Nel corso della protesta gli operatori si sono confrontati con il sindaco Damiano Coletta che li ha incontrati. 

“Comprendo le vostre rimostranze e conosco il lavoro quotidiano che fate essendo anch’io da tempo un vostro cliente affezionato, ma è necessario ed urgente intervenire per adeguare i locali di via Don Minzoni che sono stati dichiarati inagibili e c’è un pericolo di incendio che mette a rischio l’incolumità di voi operatori e di tutti i cittadini che frequentano il mercato” ha detto loro il primo cittadino che ha ribadito quanto già detto nei giorni scorsi dall’assessore alle Attività Produttive, Felice Costanti, circa la “necessità di intervenire nei capannoni dell’ex Consorzio Agrario per il corretto ripristino delle condizioni di sicurezza della struttura”. 

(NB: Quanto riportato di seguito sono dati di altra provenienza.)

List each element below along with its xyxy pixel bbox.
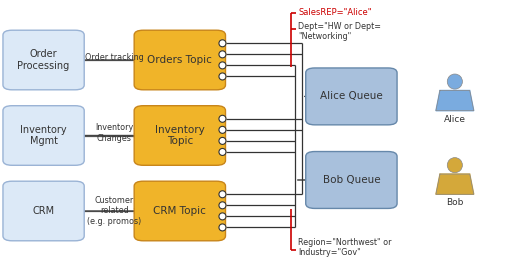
Text: SalesREP="Alice": SalesREP="Alice" [298,8,371,17]
Ellipse shape [219,224,226,231]
Ellipse shape [219,202,226,209]
Text: Alice Queue: Alice Queue [319,91,382,101]
Text: Inventory
Topic: Inventory Topic [155,125,205,146]
Text: Dept="HW or Dept=
"Networking": Dept="HW or Dept= "Networking" [298,22,381,41]
Ellipse shape [219,62,226,69]
Ellipse shape [219,137,226,144]
Polygon shape [435,91,473,111]
FancyBboxPatch shape [3,181,84,241]
FancyBboxPatch shape [305,151,396,208]
Text: Bob Queue: Bob Queue [322,175,379,185]
Text: Orders Topic: Orders Topic [147,55,212,65]
FancyBboxPatch shape [3,106,84,165]
Ellipse shape [446,158,462,173]
Ellipse shape [219,149,226,156]
Ellipse shape [219,115,226,122]
FancyBboxPatch shape [134,181,225,241]
Text: CRM: CRM [32,206,55,216]
Ellipse shape [446,74,462,89]
Ellipse shape [219,73,226,80]
Ellipse shape [219,51,226,58]
Polygon shape [435,174,473,194]
FancyBboxPatch shape [305,68,396,125]
Text: Customer
related
(e.g. promos): Customer related (e.g. promos) [87,196,141,226]
Text: Order tracking: Order tracking [85,53,143,62]
Ellipse shape [219,40,226,47]
Text: Bob: Bob [445,198,463,207]
Text: Region="Northwest" or
Industry="Gov": Region="Northwest" or Industry="Gov" [298,238,391,257]
Ellipse shape [219,191,226,198]
Text: Inventory
Changes: Inventory Changes [95,123,133,143]
Text: Inventory
Mgmt: Inventory Mgmt [20,125,67,146]
Text: Alice: Alice [443,115,465,124]
FancyBboxPatch shape [3,30,84,90]
Text: CRM Topic: CRM Topic [153,206,206,216]
Ellipse shape [219,213,226,220]
Text: Order
Processing: Order Processing [18,49,70,71]
FancyBboxPatch shape [134,106,225,165]
Ellipse shape [219,126,226,133]
FancyBboxPatch shape [134,30,225,90]
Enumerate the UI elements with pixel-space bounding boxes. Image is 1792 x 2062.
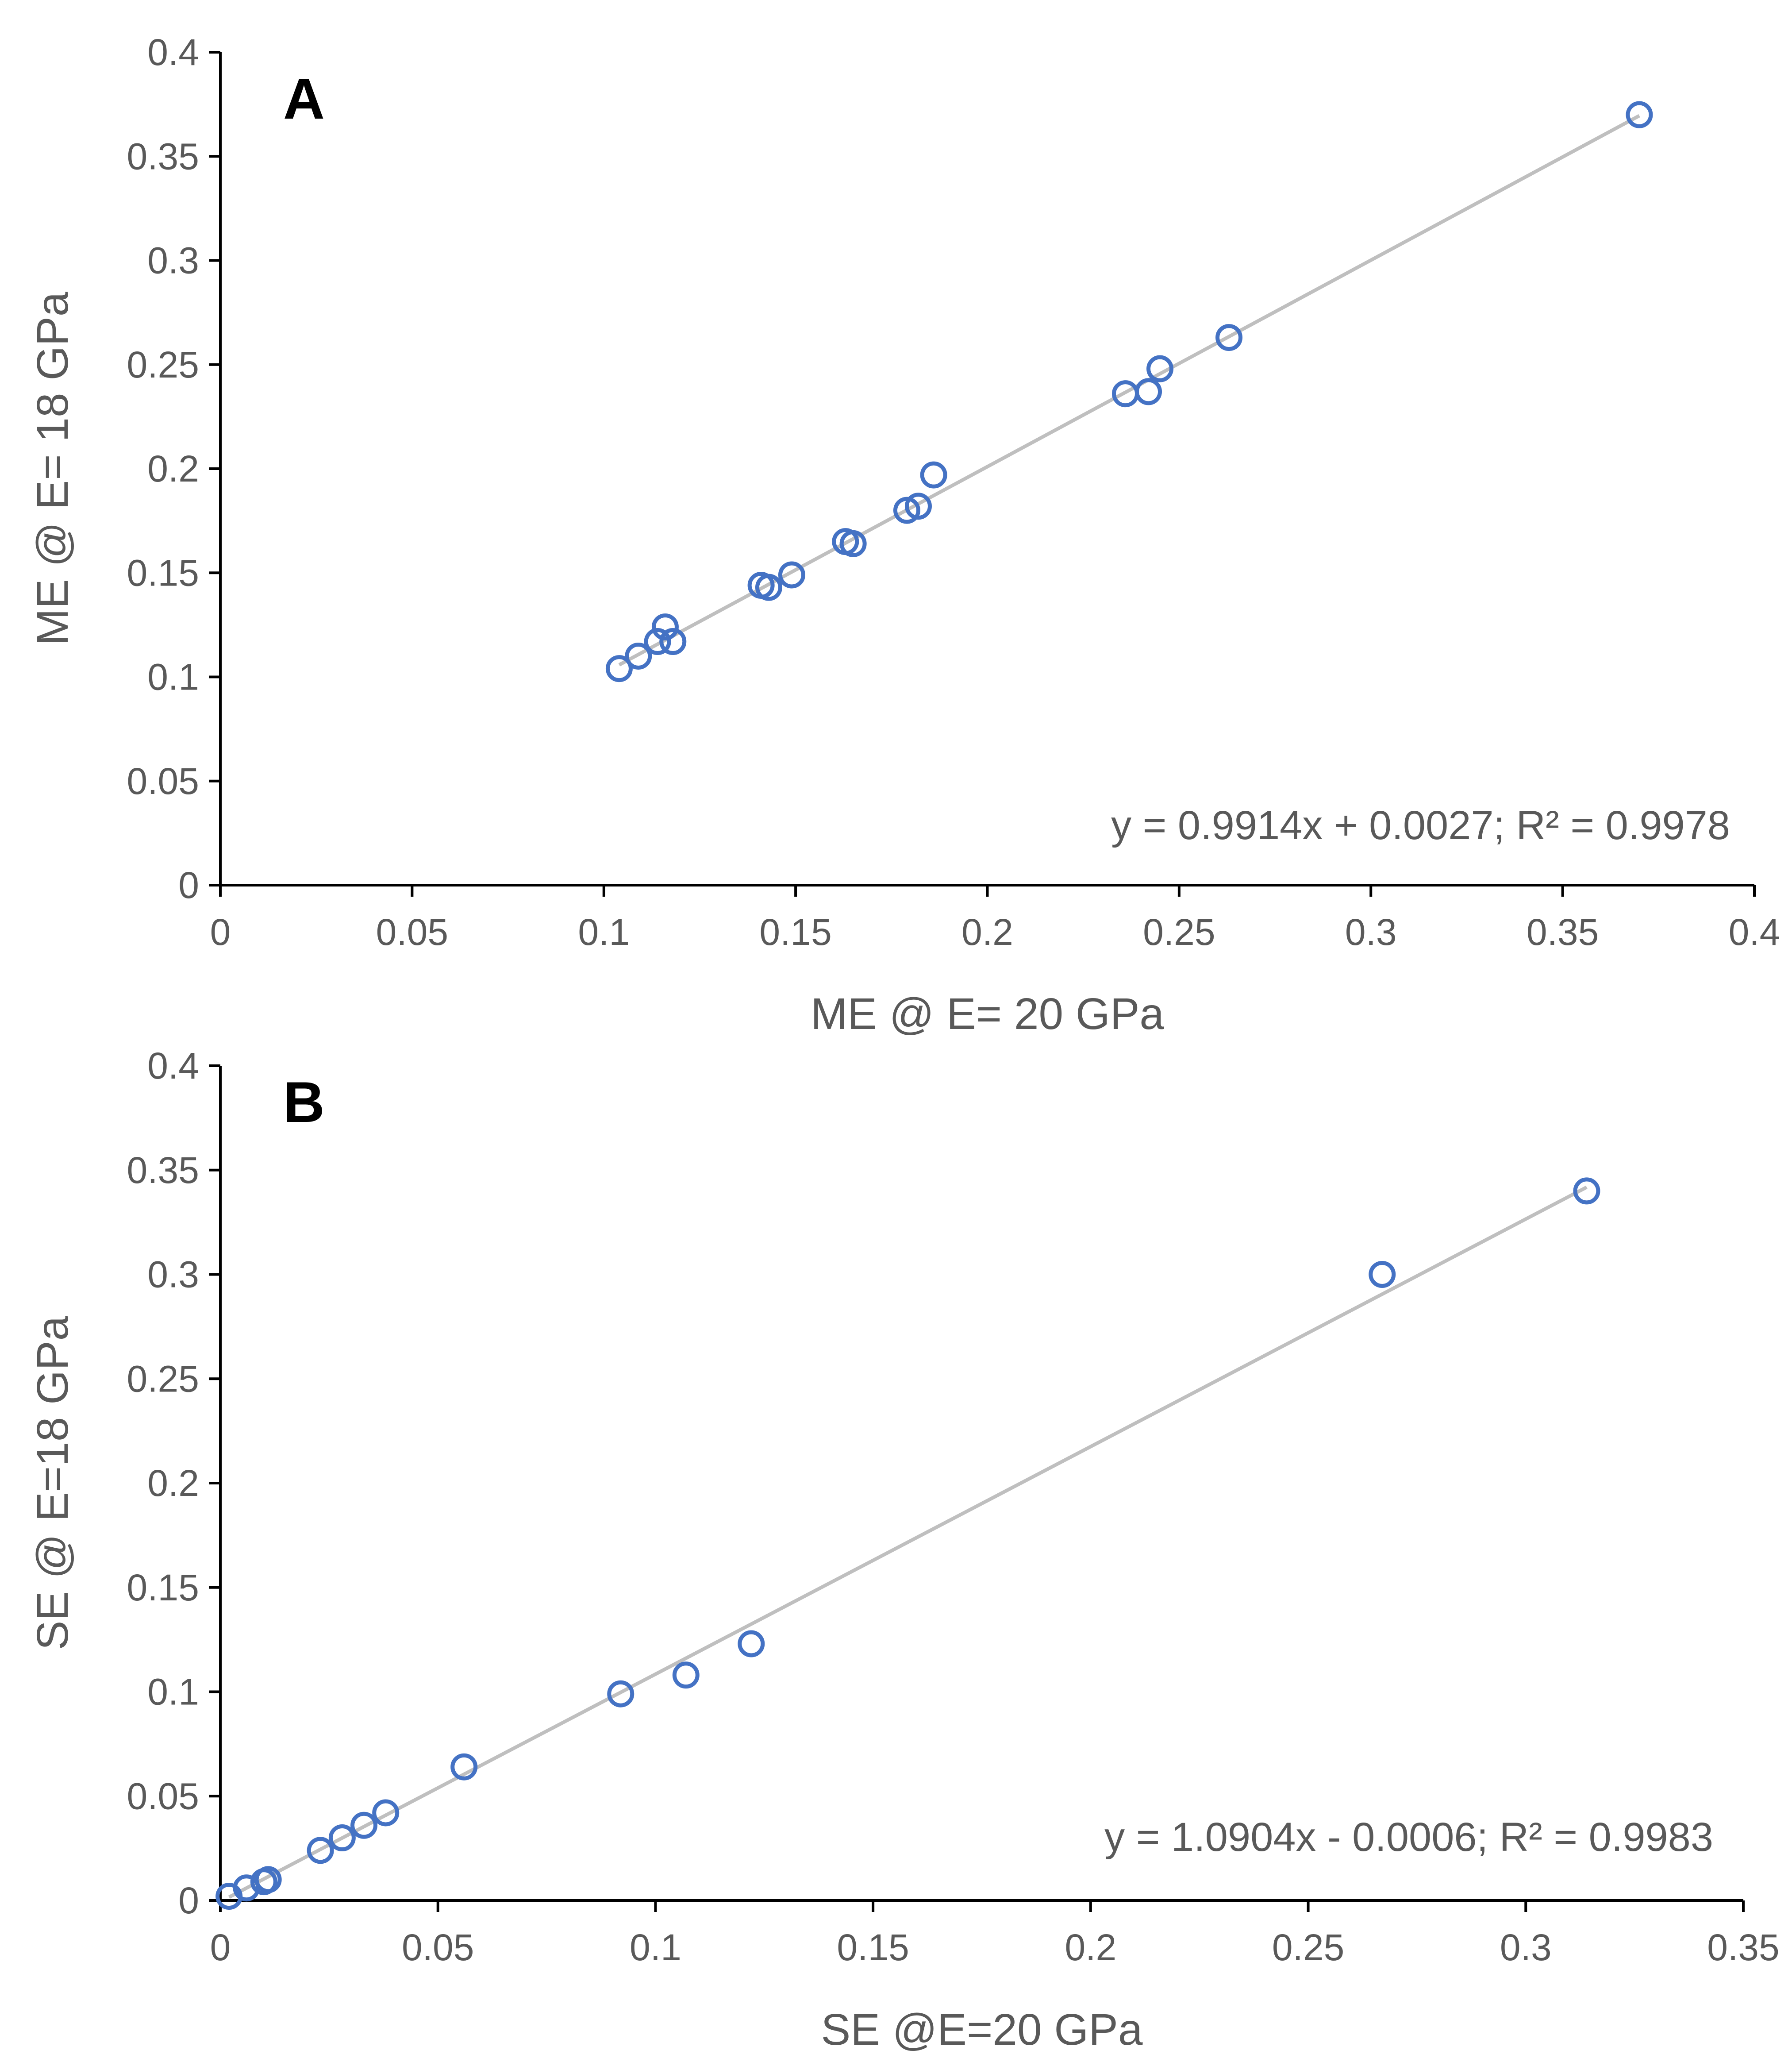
x-tick-label: 0.15: [759, 911, 832, 953]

Abbiamo ereditato una situazione di inagibilità cui si sarebbe dovuto mettere mano già da tempo. Non dovevate proprio essere trasferiti in questi locali visto lo stato in cui erano e in cui sono a tutt’oggi – ha sottolineato Coletta rivolgendosi agli operatori – visto che esiste un pericolo reale per le persone che vi lavorano e per gli utenti che li frequentano abitualmente. Al di là delle responsabilità cui potrebbe incorrere l’Amministrazione se succedesse qualcosa di grave in quei locali, è prima di tutto un dovere morale procedere e rendere la struttura conforme alla normativa di prevenzione incendi. La situazione è oggettivamente fuori legge e va al più presto sanata”.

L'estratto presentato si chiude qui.